Since only two of the candidates -- Richardson and Connecticut Sen. Chris Dodd -- speak Spanish, an interpreter relayed questions from the network and translated the answers for the audience.

The debate was held in South Florida, home to an extensive -- and heavily Republican -- Cuban immigrant population. Dodd said he would begin lifting the decades-old trade embargo on the communist government of Cuban leader Fidel Castro, saying Castro is "using that as an excuse for his own failures."

He said Cuba was already looking past the ailing Castro, who temporarily ceded power to his brother, Raul, last year.

"We need to understand it and be part of the transition in that country, to make a difference as it is occurring," Dodd said.

Clinton said Castro has gained allies in Latin America, such as Venezuelan President Hugo Chavez, under the Bush administration "because of the misguided, bullying policies of this president." She said she would work toward democratic change in Cuba.

Delaware Sen. Joe Biden was the only Democrat to miss Sunday's event. Biden, the chairman of the Senate Foreign Relations Committee, will hold a Tuesday hearing on the Bush administration's highly anticipated report on the progress of the war in Iraq.

Former Sen. John Edwards, the party's 2004 vice presidential nominee, said he was concerned the report -- presented by Gen.

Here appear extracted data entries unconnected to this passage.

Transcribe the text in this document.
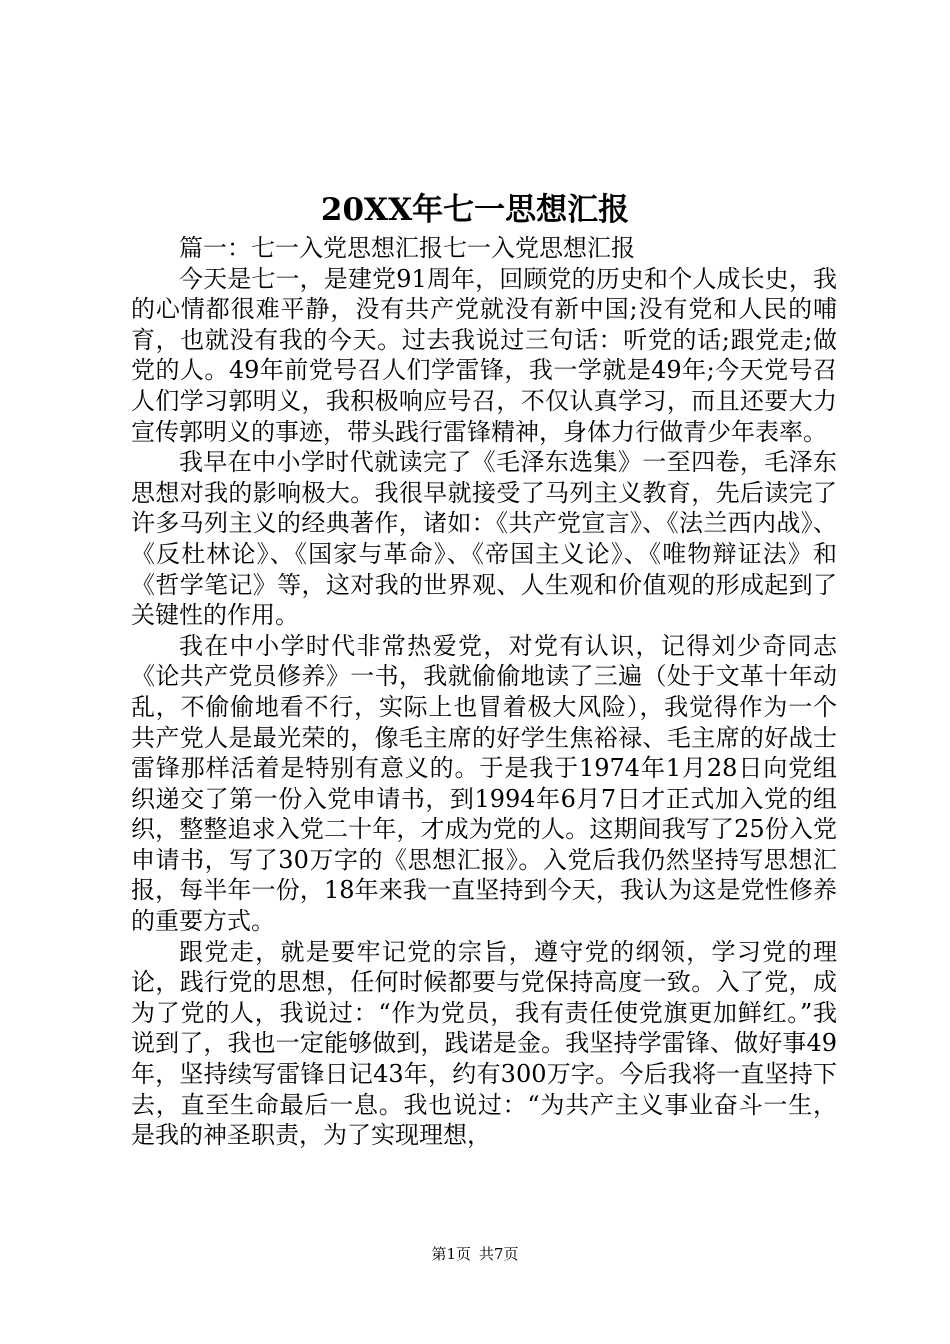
20XX年七一思想汇报

篇一：七一入党思想汇报七一入党思想汇报

今天是七一，是建党91周年，回顾党的历史和个人成长史，我的心情都很难平静，没有共产党就没有新中国;没有党和人民的哺育，也就没有我的今天。过去我说过三句话：听党的话;跟党走;做党的人。49年前党号召人们学雷锋，我一学就是49年;今天党号召人们学习郭明义，我积极响应号召，不仅认真学习，而且还要大力宣传郭明义的事迹，带头践行雷锋精神，身体力行做青少年表率。

我早在中小学时代就读完了《毛泽东选集》一至四卷，毛泽东思想对我的影响极大。我很早就接受了马列主义教育，先后读完了许多马列主义的经典著作，诸如：《共产党宣言》、《法兰西内战》、《反杜林论》、《国家与革命》、《帝国主义论》、《唯物辩证法》和《哲学笔记》等，这对我的世界观、人生观和价值观的形成起到了关键性的作用。

我在中小学时代非常热爱党，对党有认识，记得刘少奇同志《论共产党员修养》一书，我就偷偷地读了三遍（处于文革十年动乱，不偷偷地看不行，实际上也冒着极大风险），我觉得作为一个共产党人是最光荣的，像毛主席的好学生焦裕禄、毛主席的好战士雷锋那样活着是特别有意义的。于是我于1974年1月28日向党组织递交了第一份入党申请书，到1994年6月7日才正式加入党的组织，整整追求入党二十年，才成为党的人。这期间我写了25份入党申请书，写了30万字的《思想汇报》。入党后我仍然坚持写思想汇报，每半年一份，18年来我一直坚持到今天，我认为这是党性修养的重要方式。

跟党走，就是要牢记党的宗旨，遵守党的纲领，学习党的理论，践行党的思想，任何时候都要与党保持高度一致。入了党，成为了党的人，我说过：“作为党员，我有责任使党旗更加鲜红。”我说到了，我也一定能够做到，践诺是金。我坚持学雷锋、做好事49年，坚持续写雷锋日记43年，约有300万字。今后我将一直坚持下去，直至生命最后一息。我也说过：“为共产主义事业奋斗一生，是我的神圣职责，为了实现理想，

第1页 共7页
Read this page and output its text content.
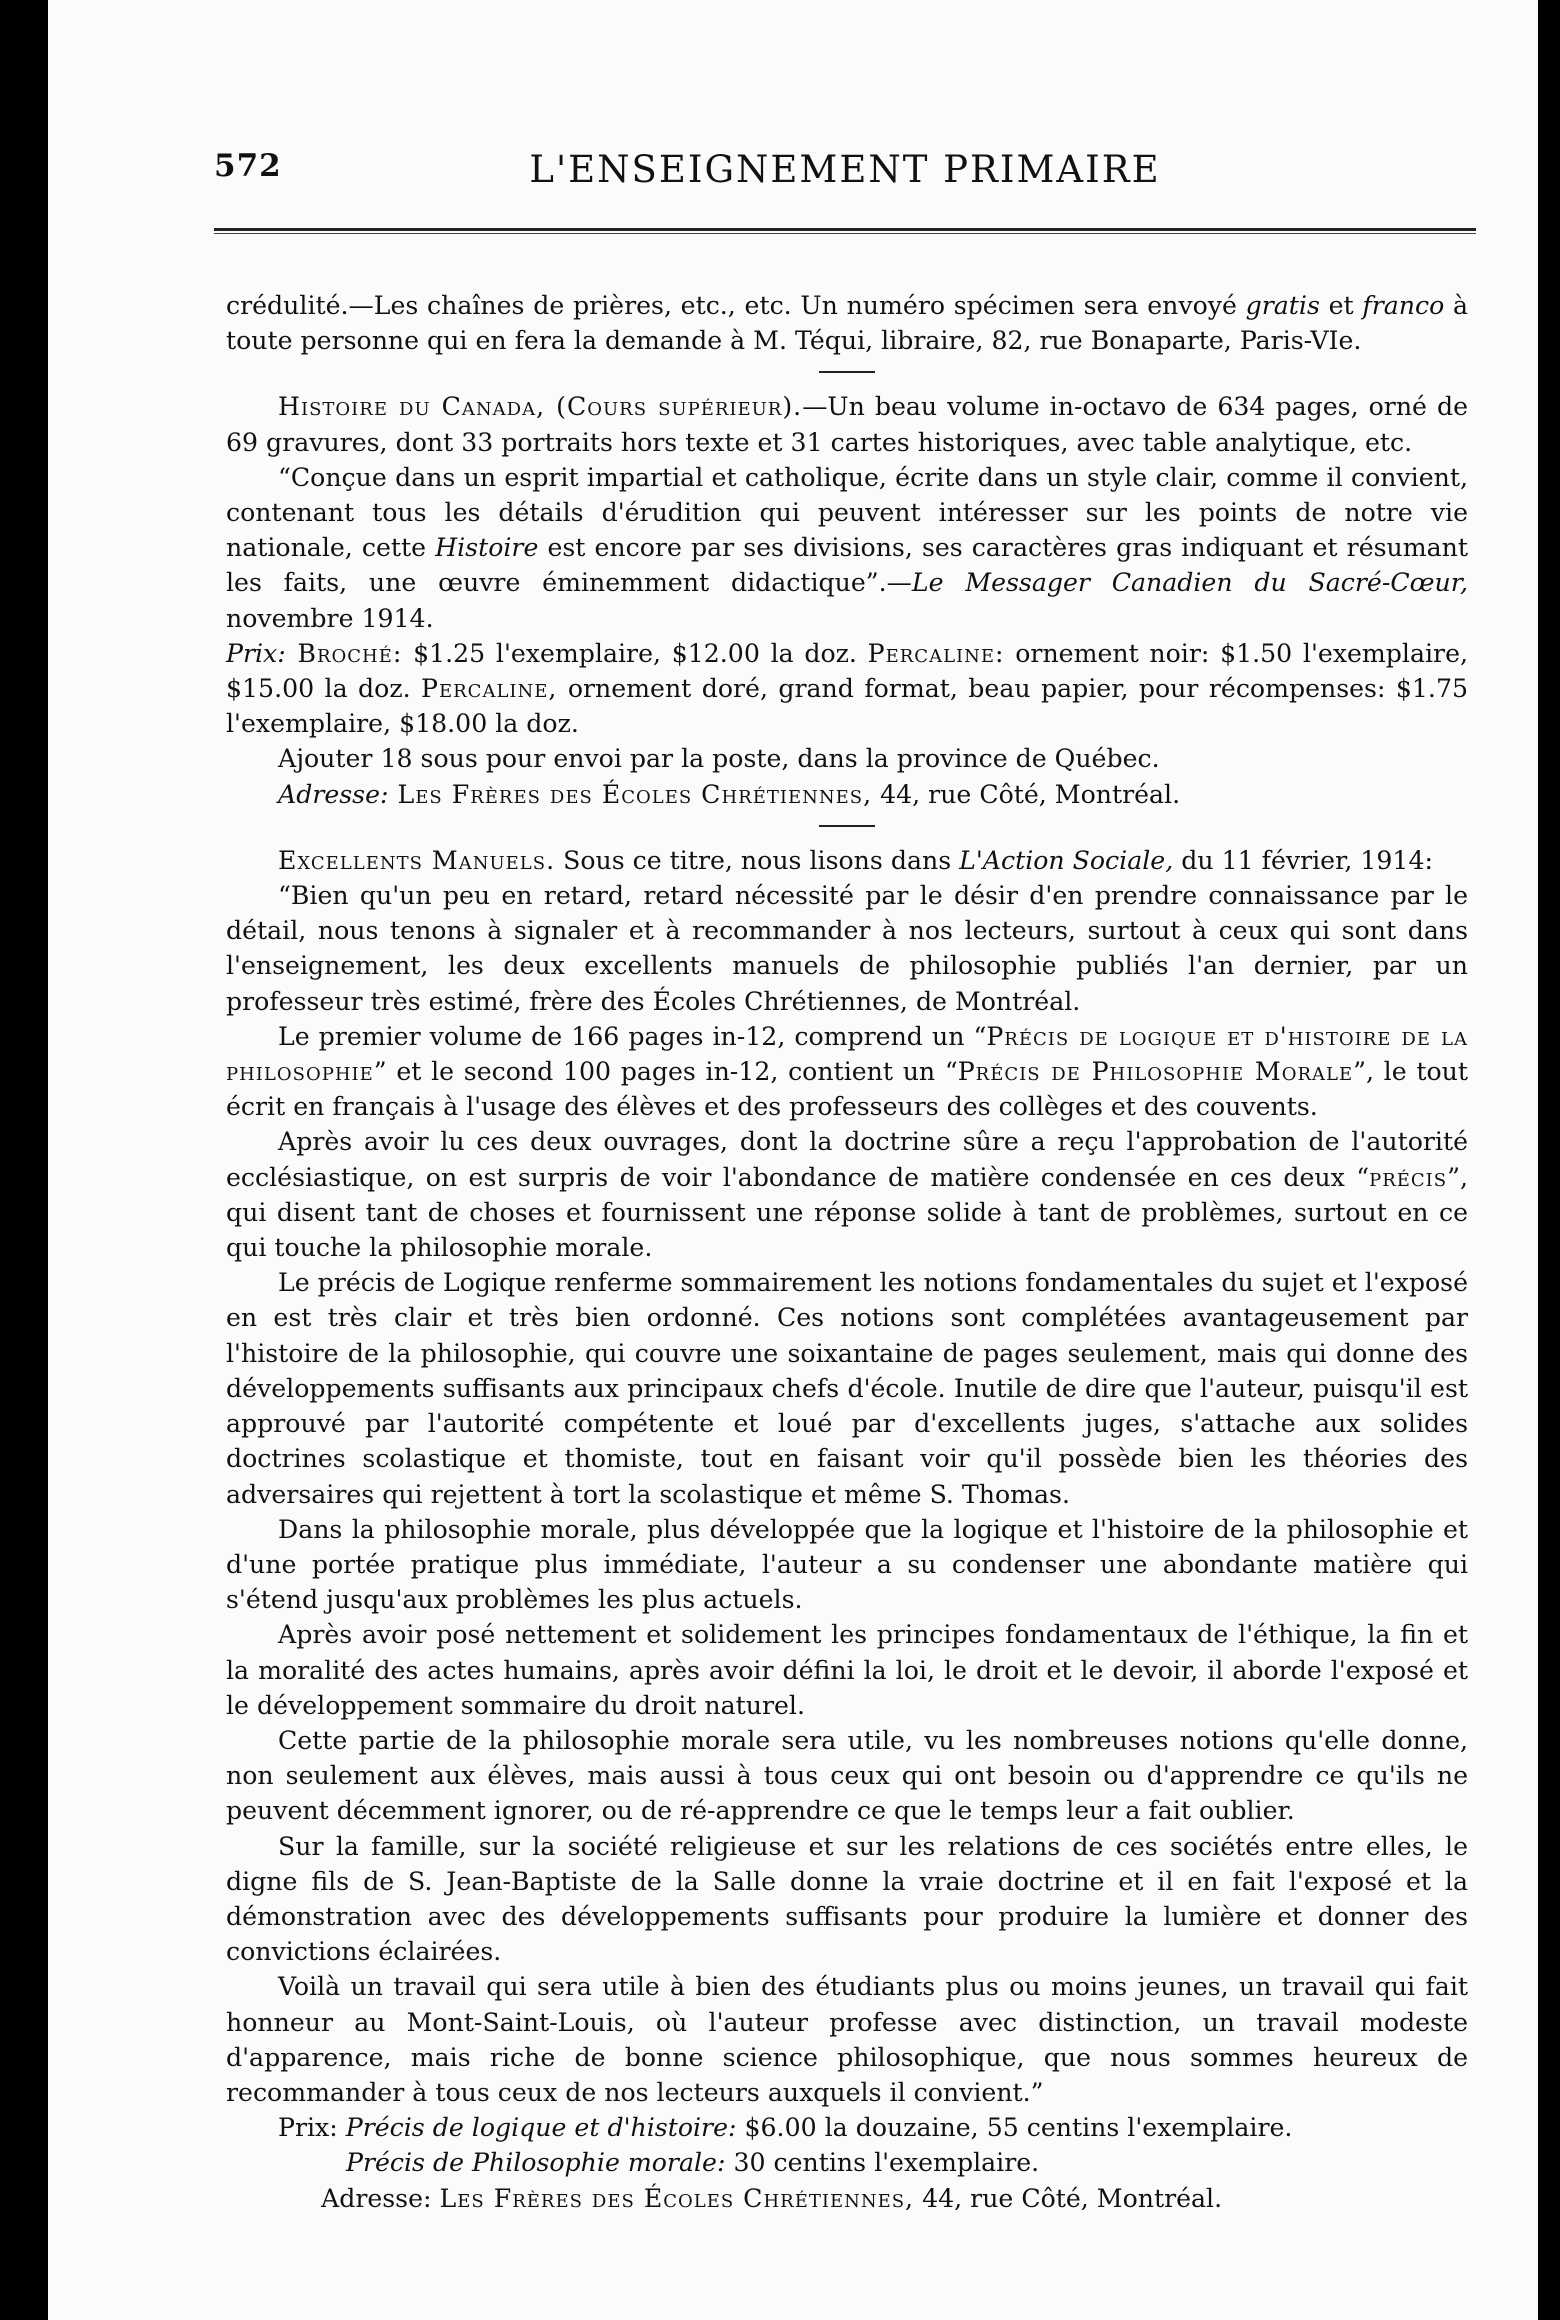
572	L'ENSEIGNEMENT PRIMAIRE

crédulité.—Les chaînes de prières, etc., etc. Un numéro spécimen sera envoyé gratis et franco à toute personne qui en fera la demande à M. Téqui, libraire, 82, rue Bonaparte, Paris-VIe.

Histoire du Canada, (Cours supérieur).—Un beau volume in-octavo de 634 pages, orné de 69 gravures, dont 33 portraits hors texte et 31 cartes historiques, avec table analytique, etc.

“Conçue dans un esprit impartial et catholique, écrite dans un style clair, comme il convient, contenant tous les détails d'érudition qui peuvent intéresser sur les points de notre vie nationale, cette Histoire est encore par ses divisions, ses caractères gras indiquant et résumant les faits, une œuvre éminemment didactique”.—Le Messager Canadien du Sacré-Cœur, novembre 1914.

Prix: Broché: $1.25 l'exemplaire, $12.00 la doz. Percaline: ornement noir: $1.50 l'exemplaire, $15.00 la doz. Percaline, ornement doré, grand format, beau papier, pour récompenses: $1.75 l'exemplaire, $18.00 la doz.

Ajouter 18 sous pour envoi par la poste, dans la province de Québec.

Adresse: Les Frères des Écoles Chrétiennes, 44, rue Côté, Montréal.

Excellents Manuels. Sous ce titre, nous lisons dans L'Action Sociale, du 11 février, 1914:

“Bien qu'un peu en retard, retard nécessité par le désir d'en prendre connaissance par le détail, nous tenons à signaler et à recommander à nos lecteurs, surtout à ceux qui sont dans l'enseignement, les deux excellents manuels de philosophie publiés l'an dernier, par un professeur très estimé, frère des Écoles Chrétiennes, de Montréal.

Le premier volume de 166 pages in-12, comprend un “Précis de logique et d'histoire de la philosophie” et le second 100 pages in-12, contient un “Précis de Philosophie Morale”, le tout écrit en français à l'usage des élèves et des professeurs des collèges et des couvents.

Après avoir lu ces deux ouvrages, dont la doctrine sûre a reçu l'approbation de l'autorité ecclésiastique, on est surpris de voir l'abondance de matière condensée en ces deux “précis”, qui disent tant de choses et fournissent une réponse solide à tant de problèmes, surtout en ce qui touche la philosophie morale.

Le précis de Logique renferme sommairement les notions fondamentales du sujet et l'exposé en est très clair et très bien ordonné. Ces notions sont complétées avantageusement par l'histoire de la philosophie, qui couvre une soixantaine de pages seulement, mais qui donne des développements suffisants aux principaux chefs d'école. Inutile de dire que l'auteur, puisqu'il est approuvé par l'autorité compétente et loué par d'excellents juges, s'attache aux solides doctrines scolastique et thomiste, tout en faisant voir qu'il possède bien les théories des adversaires qui rejettent à tort la scolastique et même S. Thomas.

Dans la philosophie morale, plus développée que la logique et l'histoire de la philosophie et d'une portée pratique plus immédiate, l'auteur a su condenser une abondante matière qui s'étend jusqu'aux problèmes les plus actuels.

Après avoir posé nettement et solidement les principes fondamentaux de l'éthique, la fin et la moralité des actes humains, après avoir défini la loi, le droit et le devoir, il aborde l'exposé et le développement sommaire du droit naturel.

Cette partie de la philosophie morale sera utile, vu les nombreuses notions qu'elle donne, non seulement aux élèves, mais aussi à tous ceux qui ont besoin ou d'apprendre ce qu'ils ne peuvent décemment ignorer, ou de ré-apprendre ce que le temps leur a fait oublier.

Sur la famille, sur la société religieuse et sur les relations de ces sociétés entre elles, le digne fils de S. Jean-Baptiste de la Salle donne la vraie doctrine et il en fait l'exposé et la démonstration avec des développements suffisants pour produire la lumière et donner des convictions éclairées.

Voilà un travail qui sera utile à bien des étudiants plus ou moins jeunes, un travail qui fait honneur au Mont-Saint-Louis, où l'auteur professe avec distinction, un travail modeste d'apparence, mais riche de bonne science philosophique, que nous sommes heureux de recommander à tous ceux de nos lecteurs auxquels il convient.”

Prix: Précis de logique et d'histoire: $6.00 la douzaine, 55 centins l'exemplaire.

Précis de Philosophie morale: 30 centins l'exemplaire.

Adresse: Les Frères des Écoles Chrétiennes, 44, rue Côté, Montréal.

David Petraeus, the top U.S. commander in Iraq, and Ambassador Ryan Crocker -- would be "a sales job by the White House."

Edwards, of North Carolina, said that if Iraqi leaders don't reach a political solution to the four-year-old war, Congress should set a timetable for American troops to leave.

"And if the president vetoes a bill that has a timetable for withdrawal, the Congress should send him another bill with a timetable for withdrawal until the troops come home," he said.

Nothing in the Bush administration's report will change the fact that there is no military solution to the problems in Iraq, Clinton said.

"I believe we should start bringing our troops home," she said.

But Richardson challenged her and other candidates by saying that he would leave no residual force behind in Iraq.

"I would bring them all home, every one of them," within six to eight months, Richardson said.